A study published earlier this year, which analyzed the 2008 and 2012 elections, suggests the answer is yes — so long as they don’t conflict with the tone of the paper’s news coverage.
“Not all unexpected endorsements have the same effect,” a research team led by Northwestern University economist Agustin Casas writes in the journal Economic Inquiry. “Endorsements which are consistent with respect to the newspaper’s discourse, and which come as a surprise compared to the newspaper’s endorsement history, have a large and potentially decisive effect in tied contests.”
Casas and his colleagues Yarine Fawaz and Andre Trindade compared the dates of newspaper endorsements during the last two presidential elections with data from the Intrade prediction market — specifically, “the daily trading prices of the contract ‘Obama to win the election.’”
They found endorsements do indeed improve a candidate’s odds of winning, especially if the race is close. In a state where the contest was tied, for example, “a Democratic endorsement from a large newspaper increases Obama’s probability (of winning) from 50 percent to 58 percent.”
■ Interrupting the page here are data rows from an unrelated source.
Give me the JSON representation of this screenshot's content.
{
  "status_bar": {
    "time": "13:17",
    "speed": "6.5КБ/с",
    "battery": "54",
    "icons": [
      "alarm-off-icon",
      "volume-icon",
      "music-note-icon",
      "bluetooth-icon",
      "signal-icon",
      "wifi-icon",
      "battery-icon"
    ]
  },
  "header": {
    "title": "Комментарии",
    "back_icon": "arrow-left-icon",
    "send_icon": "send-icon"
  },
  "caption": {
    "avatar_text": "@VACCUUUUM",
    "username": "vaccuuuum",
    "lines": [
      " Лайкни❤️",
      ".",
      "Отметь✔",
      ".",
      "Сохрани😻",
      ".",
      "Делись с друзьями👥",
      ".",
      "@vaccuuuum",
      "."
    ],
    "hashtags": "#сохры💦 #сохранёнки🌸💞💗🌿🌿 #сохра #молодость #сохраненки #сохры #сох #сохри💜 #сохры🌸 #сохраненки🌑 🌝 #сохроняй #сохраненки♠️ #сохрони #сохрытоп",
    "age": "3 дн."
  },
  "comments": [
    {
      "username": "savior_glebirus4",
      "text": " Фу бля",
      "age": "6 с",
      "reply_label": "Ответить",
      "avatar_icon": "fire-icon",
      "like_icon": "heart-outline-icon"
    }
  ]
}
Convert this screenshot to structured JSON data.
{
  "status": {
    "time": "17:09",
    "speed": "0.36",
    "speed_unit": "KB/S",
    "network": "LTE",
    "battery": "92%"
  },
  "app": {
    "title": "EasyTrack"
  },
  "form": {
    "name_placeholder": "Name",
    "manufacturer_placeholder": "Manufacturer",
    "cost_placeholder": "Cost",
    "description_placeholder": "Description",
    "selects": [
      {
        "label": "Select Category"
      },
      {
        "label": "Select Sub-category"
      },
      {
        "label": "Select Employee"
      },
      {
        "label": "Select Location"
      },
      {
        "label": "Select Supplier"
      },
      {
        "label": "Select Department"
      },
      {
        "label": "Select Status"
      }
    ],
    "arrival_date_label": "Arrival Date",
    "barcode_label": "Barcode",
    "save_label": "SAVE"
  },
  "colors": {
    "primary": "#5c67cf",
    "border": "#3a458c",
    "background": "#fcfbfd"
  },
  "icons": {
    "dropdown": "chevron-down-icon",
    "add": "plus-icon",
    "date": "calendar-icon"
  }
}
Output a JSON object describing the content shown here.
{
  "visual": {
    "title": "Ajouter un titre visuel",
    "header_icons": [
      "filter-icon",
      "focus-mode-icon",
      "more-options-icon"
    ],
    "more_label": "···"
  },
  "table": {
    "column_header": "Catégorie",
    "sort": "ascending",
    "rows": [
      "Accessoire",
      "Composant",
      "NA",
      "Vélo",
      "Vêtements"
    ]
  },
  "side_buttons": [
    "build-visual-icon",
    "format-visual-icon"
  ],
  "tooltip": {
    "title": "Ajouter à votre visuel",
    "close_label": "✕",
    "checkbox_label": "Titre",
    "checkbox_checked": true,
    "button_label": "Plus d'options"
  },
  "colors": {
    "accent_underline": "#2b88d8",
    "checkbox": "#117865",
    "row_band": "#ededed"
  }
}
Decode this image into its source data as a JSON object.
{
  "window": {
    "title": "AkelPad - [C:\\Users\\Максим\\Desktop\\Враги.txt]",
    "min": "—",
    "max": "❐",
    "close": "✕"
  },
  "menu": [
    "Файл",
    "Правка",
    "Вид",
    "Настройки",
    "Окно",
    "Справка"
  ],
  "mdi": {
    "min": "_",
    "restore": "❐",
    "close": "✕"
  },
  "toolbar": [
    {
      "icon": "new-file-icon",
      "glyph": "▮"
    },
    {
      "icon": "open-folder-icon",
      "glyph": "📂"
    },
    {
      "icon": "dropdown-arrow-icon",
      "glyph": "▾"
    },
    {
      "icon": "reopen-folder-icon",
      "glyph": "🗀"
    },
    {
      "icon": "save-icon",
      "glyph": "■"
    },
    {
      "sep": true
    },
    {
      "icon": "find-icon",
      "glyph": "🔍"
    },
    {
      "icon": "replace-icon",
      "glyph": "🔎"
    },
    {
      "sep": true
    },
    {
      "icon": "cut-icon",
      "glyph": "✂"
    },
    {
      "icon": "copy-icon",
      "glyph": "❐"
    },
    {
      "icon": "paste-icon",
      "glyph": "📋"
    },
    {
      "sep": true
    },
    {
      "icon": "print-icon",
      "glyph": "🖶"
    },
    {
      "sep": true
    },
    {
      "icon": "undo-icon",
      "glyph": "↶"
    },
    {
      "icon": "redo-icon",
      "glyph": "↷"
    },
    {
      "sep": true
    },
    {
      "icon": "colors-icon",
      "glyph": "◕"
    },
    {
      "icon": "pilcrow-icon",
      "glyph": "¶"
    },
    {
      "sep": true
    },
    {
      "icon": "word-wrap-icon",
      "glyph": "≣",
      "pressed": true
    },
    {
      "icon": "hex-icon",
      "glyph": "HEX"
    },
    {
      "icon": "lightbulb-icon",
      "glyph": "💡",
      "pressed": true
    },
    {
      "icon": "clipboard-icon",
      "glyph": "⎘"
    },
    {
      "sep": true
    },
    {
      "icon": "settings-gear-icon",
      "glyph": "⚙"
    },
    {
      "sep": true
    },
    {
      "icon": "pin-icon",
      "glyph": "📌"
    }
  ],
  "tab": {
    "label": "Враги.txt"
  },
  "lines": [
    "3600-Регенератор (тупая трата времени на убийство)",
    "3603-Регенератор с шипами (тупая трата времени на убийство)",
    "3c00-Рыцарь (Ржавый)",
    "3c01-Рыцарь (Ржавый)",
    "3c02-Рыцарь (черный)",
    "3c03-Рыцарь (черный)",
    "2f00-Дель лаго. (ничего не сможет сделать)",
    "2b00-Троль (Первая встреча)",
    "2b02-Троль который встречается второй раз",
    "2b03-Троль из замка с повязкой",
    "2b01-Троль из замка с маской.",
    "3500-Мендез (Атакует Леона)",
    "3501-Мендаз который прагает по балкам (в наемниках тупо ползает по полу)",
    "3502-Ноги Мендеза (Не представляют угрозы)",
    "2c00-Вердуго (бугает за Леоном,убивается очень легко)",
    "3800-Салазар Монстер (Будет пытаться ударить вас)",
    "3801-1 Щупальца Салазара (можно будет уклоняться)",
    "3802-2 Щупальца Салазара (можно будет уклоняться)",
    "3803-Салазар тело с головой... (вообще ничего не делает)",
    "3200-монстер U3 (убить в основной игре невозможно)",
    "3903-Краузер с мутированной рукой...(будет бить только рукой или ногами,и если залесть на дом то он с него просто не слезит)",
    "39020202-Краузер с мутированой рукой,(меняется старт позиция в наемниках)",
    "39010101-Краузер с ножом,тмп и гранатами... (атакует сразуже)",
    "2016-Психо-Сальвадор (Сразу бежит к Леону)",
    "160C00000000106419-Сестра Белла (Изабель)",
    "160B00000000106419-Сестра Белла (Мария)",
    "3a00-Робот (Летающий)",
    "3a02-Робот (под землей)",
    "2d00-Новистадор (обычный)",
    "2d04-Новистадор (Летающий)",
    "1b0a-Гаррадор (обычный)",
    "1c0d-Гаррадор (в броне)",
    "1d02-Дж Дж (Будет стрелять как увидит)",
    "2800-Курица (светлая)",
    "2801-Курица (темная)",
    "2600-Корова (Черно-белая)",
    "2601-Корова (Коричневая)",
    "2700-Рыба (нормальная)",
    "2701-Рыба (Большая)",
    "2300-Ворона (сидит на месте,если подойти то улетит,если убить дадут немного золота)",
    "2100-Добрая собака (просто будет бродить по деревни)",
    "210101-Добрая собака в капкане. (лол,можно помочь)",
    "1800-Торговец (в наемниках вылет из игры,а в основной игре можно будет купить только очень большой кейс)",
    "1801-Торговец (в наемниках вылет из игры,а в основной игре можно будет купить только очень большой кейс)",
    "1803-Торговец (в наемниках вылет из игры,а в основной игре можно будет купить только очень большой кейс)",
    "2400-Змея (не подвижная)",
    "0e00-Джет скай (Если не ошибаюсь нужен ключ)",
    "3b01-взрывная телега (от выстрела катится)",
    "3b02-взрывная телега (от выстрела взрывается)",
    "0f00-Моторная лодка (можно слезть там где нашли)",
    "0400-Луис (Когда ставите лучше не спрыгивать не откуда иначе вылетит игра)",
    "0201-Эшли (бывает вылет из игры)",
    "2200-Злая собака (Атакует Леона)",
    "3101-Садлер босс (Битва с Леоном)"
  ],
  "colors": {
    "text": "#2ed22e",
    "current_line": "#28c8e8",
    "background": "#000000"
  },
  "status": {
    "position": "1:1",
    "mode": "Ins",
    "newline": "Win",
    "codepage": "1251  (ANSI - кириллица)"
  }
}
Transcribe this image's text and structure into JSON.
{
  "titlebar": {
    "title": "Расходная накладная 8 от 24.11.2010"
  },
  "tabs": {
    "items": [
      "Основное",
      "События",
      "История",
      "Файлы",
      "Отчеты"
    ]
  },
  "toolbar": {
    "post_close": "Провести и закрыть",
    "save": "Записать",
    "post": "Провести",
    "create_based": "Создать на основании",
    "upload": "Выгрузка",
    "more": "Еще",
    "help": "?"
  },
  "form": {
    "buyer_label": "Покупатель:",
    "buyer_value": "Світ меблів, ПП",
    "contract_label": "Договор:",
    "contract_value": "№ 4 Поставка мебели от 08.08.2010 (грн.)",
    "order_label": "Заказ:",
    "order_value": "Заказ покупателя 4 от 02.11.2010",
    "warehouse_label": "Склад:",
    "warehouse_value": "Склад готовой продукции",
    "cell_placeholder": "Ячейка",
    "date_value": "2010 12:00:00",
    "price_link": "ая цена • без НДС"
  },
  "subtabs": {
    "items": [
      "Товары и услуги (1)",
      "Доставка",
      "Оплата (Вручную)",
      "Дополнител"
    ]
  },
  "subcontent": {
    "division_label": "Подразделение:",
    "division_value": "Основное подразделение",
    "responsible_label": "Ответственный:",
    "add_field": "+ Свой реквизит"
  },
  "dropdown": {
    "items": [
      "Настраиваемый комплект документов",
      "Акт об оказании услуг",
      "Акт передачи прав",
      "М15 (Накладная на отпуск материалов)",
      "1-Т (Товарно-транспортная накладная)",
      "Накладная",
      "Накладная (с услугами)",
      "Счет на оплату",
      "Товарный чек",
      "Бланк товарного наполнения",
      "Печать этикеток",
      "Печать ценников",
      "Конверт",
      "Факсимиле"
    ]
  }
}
To determine the specific elements that make an endorsement particularly influential, the researchers examined which candidates the newspaper has backed in the past, noting any abrupt shifts from one party to the other.
“Endorsements which are consistent with respect to the newspaper’s discourse, and which come as a surprise compared to the newspaper’s endorsement history, have a large and potentially decisive effect in tied contests.”
They also used data from an earlier study that rated the overall ideological tone of each paper’s news coverage. This was done by calculating the number of times the publication employed such Republican-friendly phrases as “death tax,” as opposed to descriptors favored by Democrats such as “estate tax.”
The researchers found “inconsistent endorsements” — those that are at odds with the rhetorical style of the news columns — have no measurable effect. Such statements of support “are unexpected,” the researchers write, “but may be more confusing than informative for their readers.”
In contrast, the endorsements that have the greatest impact (if the trading markets are a reliable indicator) are those that are consistent with the language used on the news pages, but surprising in that they represent a shift from the endorsements of past years.
So if the news columns of a paper reflect — however subtly — a liberal bias, and the traditionally Republican editorial page endorses a Democrat, the paper is, in effect, speaking with one voice.
This research suggests that internal consistency — along with the jolt that breaking with precedent produces—can have a real effect on how a newspaper’s readers vote.